“Chumlong Lemtongthai is the only person who has been formally charged in connection to the alleged syndicate, but investigations are continuing,” said Sars spokesperson Adrian Lackay.
Lemtongthai, 43, last appeared in court on July 22.
He was arrested after John Olivier, a Thai Airways manager who allegedly worked with the syndicate, decided to inform authorities of the syndicate’s activities.
Olivier told police that a game farmer, Marnus Steyl, would apparently source rhinos for “canned hunting”, then inform Lemtongthai.
Steyl told the Beeld that his role was entirely above board.

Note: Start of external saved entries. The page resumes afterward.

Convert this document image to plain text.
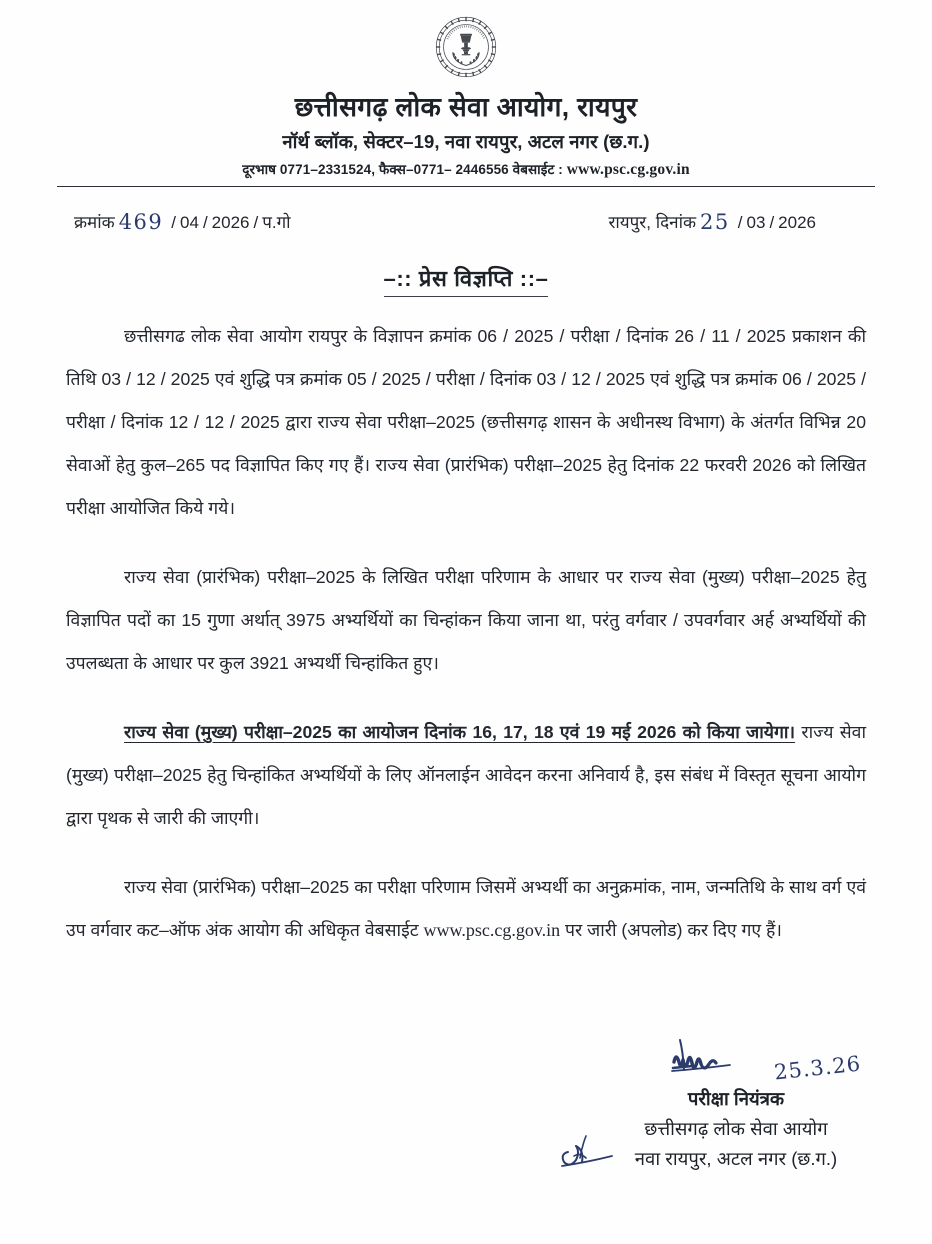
छत्तीसगढ़ लोक सेवा आयोग, रायपुर
नॉर्थ ब्लॉक, सेक्टर–19, नवा रायपुर, अटल नगर (छ.ग.)
दूरभाष 0771–2331524, फैक्स–0771– 2446556 वेबसाईट : www.psc.cg.gov.in
क्रमांक 469 / 04 / 2026 / प.गो	रायपुर, दिनांक 25 / 03 / 2026
–:: प्रेस विज्ञप्ति ::–

छत्तीसगढ लोक सेवा आयोग रायपुर के विज्ञापन क्रमांक 06 / 2025 / परीक्षा / दिनांक 26 / 11 / 2025 प्रकाशन की तिथि 03 / 12 / 2025 एवं शुद्धि पत्र क्रमांक 05 / 2025 / परीक्षा / दिनांक 03 / 12 / 2025 एवं शुद्धि पत्र क्रमांक 06 / 2025 / परीक्षा / दिनांक 12 / 12 / 2025 द्वारा राज्य सेवा परीक्षा–2025 (छत्तीसगढ़ शासन के अधीनस्थ विभाग) के अंतर्गत विभिन्न 20 सेवाओं हेतु कुल–265 पद विज्ञापित किए गए हैं। राज्य सेवा (प्रारंभिक) परीक्षा–2025 हेतु दिनांक 22 फरवरी 2026 को लिखित परीक्षा आयोजित किये गये।

राज्य सेवा (प्रारंभिक) परीक्षा–2025 के लिखित परीक्षा परिणाम के आधार पर राज्य सेवा (मुख्य) परीक्षा–2025 हेतु विज्ञापित पदों का 15 गुणा अर्थात् 3975 अभ्यर्थियों का चिन्हांकन किया जाना था, परंतु वर्गवार / उपवर्गवार अर्ह अभ्यर्थियों की उपलब्धता के आधार पर कुल 3921 अभ्यर्थी चिन्हांकित हुए।

राज्य सेवा (मुख्य) परीक्षा–2025 का आयोजन दिनांक 16, 17, 18 एवं 19 मई 2026 को किया जायेगा। राज्य सेवा (मुख्य) परीक्षा–2025 हेतु चिन्हांकित अभ्यर्थियों के लिए ऑनलाईन आवेदन करना अनिवार्य है, इस संबंध में विस्तृत सूचना आयोग द्वारा पृथक से जारी की जाएगी।

राज्य सेवा (प्रारंभिक) परीक्षा–2025 का परीक्षा परिणाम जिसमें अभ्यर्थी का अनुक्रमांक, नाम, जन्मतिथि के साथ वर्ग एवं उप वर्गवार कट–ऑफ अंक आयोग की अधिकृत वेबसाईट www.psc.cg.gov.in पर जारी (अपलोड) कर दिए गए हैं।

25.3.26
परीक्षा नियंत्रक
छत्तीसगढ़ लोक सेवा आयोग
नवा रायपुर, अटल नगर (छ.ग.)
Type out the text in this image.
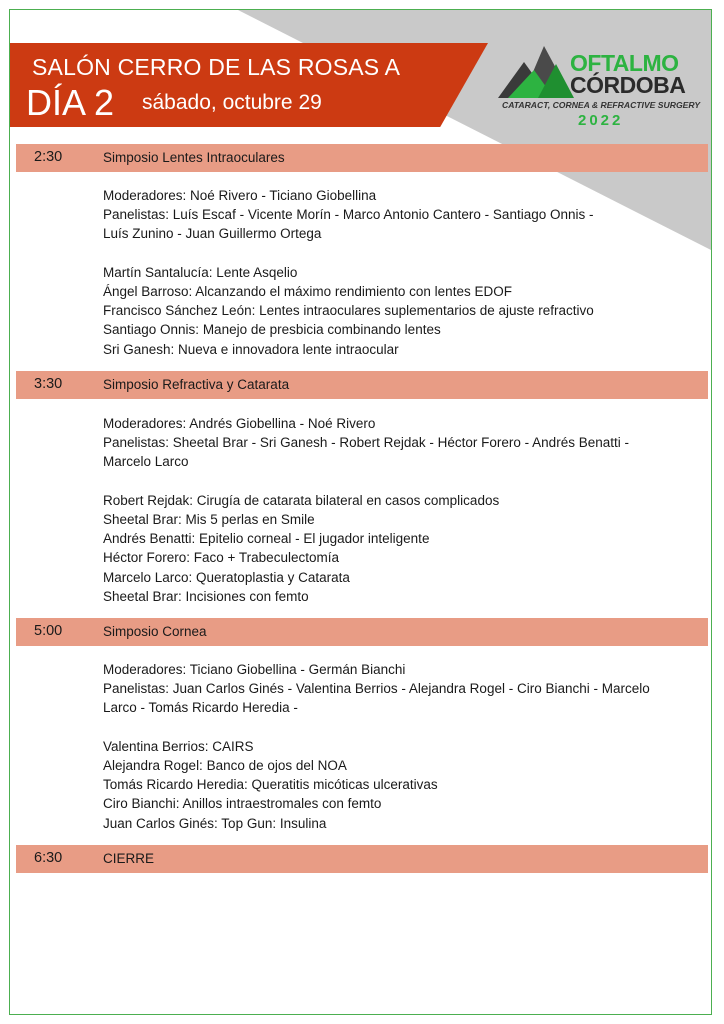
SALÓN CERRO DE LAS ROSAS A
DÍA 2 sábado, octubre 29
OFTALMO
CÓRDOBA
CATARACT, CORNEA & REFRACTIVE SURGERY
2022
2:30	Simposio Lentes Intraoculares

Moderadores: Noé Rivero - Ticiano Giobellina

Panelistas: Luís Escaf - Vicente Morín - Marco Antonio Cantero - Santiago Onnis -

Luís Zunino - Juan Guillermo Ortega

Martín Santalucía: Lente Asqelio

Ángel Barroso: Alcanzando el máximo rendimiento con lentes EDOF

Francisco Sánchez León: Lentes intraoculares suplementarios de ajuste refractivo

Santiago Onnis: Manejo de presbicia combinando lentes

Sri Ganesh: Nueva e innovadora lente intraocular

3:30	Simposio Refractiva y Catarata

Moderadores: Andrés Giobellina - Noé Rivero

Panelistas: Sheetal Brar - Sri Ganesh - Robert Rejdak - Héctor Forero - Andrés Benatti -

Marcelo Larco

Robert Rejdak: Cirugía de catarata bilateral en casos complicados

Sheetal Brar: Mis 5 perlas en Smile

Andrés Benatti: Epitelio corneal - El jugador inteligente

Héctor Forero: Faco + Trabeculectomía

Marcelo Larco: Queratoplastia y Catarata

Sheetal Brar: Incisiones con femto

5:00	Simposio Cornea

Moderadores: Ticiano Giobellina - Germán Bianchi

Panelistas: Juan Carlos Ginés - Valentina Berrios - Alejandra Rogel - Ciro Bianchi - Marcelo

Larco - Tomás Ricardo Heredia -

Valentina Berrios: CAIRS

Alejandra Rogel: Banco de ojos del NOA

Tomás Ricardo Heredia: Queratitis micóticas ulcerativas

Ciro Bianchi: Anillos intraestromales con femto

Juan Carlos Ginés: Top Gun: Insulina

6:30	CIERRE
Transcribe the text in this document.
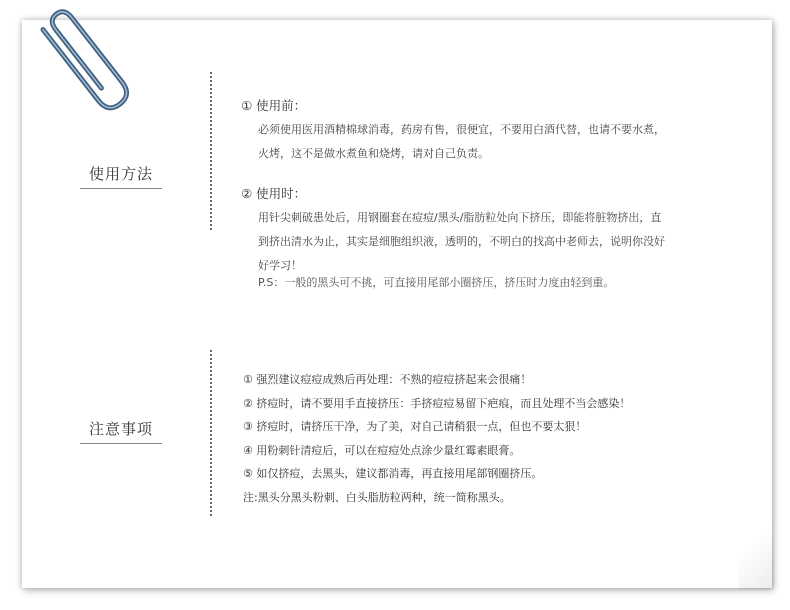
使用方法
① 使用前：
必须使用医用酒精棉球消毒，药房有售，很便宜，不要用白酒代替，也请不要水煮，
火烤，这不是做水煮鱼和烧烤，请对自己负责。
② 使用时：
用针尖刺破患处后，用钢圈套在痘痘/黑头/脂肪粒处向下挤压，即能将脏物挤出，直
到挤出清水为止，其实是细胞组织液，透明的，不明白的找高中老师去，说明你没好
好学习！
P.S：一般的黑头可不挑，可直接用尾部小圈挤压，挤压时力度由轻到重。
注意事项
① 强烈建议痘痘成熟后再处理：不熟的痘痘挤起来会很痛！
② 挤痘时，请不要用手直接挤压：手挤痘痘易留下疤痕，而且处理不当会感染！
③ 挤痘时，请挤压干净，为了美，对自己请稍狠一点，但也不要太狠！
④ 用粉刺针清痘后，可以在痘痘处点涂少量红霉素眼膏。
⑤ 如仅挤痘，去黑头，建议都消毒，再直接用尾部钢圈挤压。
注:黑头分黑头粉刺、白头脂肪粒两种，统一简称黑头。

Lemtongthai then allegedly contacted Punpitak Chunchom, telling him that “hunters” were needed to shoot the rhino.
Chunchom – who has since left South Africa after pleading guilty to illegal possession of lion bones – would recruit Thai strippers and prostitutes to pose with the rhino carcasses.
Lemtongthai allegedly organised permits and covered the costs of the operation.
The horns would be dried and ‘sold’ to front company Xaysavang Trading Export Import – owned by Lemtongthai – for about R65 000 per kilogram. They would then be sold on the Asian black market form between $35 000 (about R247 900) and $55 000 (about R389 600).
By this method, loopholes in legislation allowing ‘trophy hunting’ and regulations limiting hunting to one rhino a year per hunter were exploited to supply rhino horns.
Gender and environmental activists were gathered at the court ahead of Lemtongthai’s bail application.
The ANC Women’s League displayed placards reading “Real Men Don’t Shoot Rhinos”.
An animal rights group held up gory pictures of butchered rhino carcasses.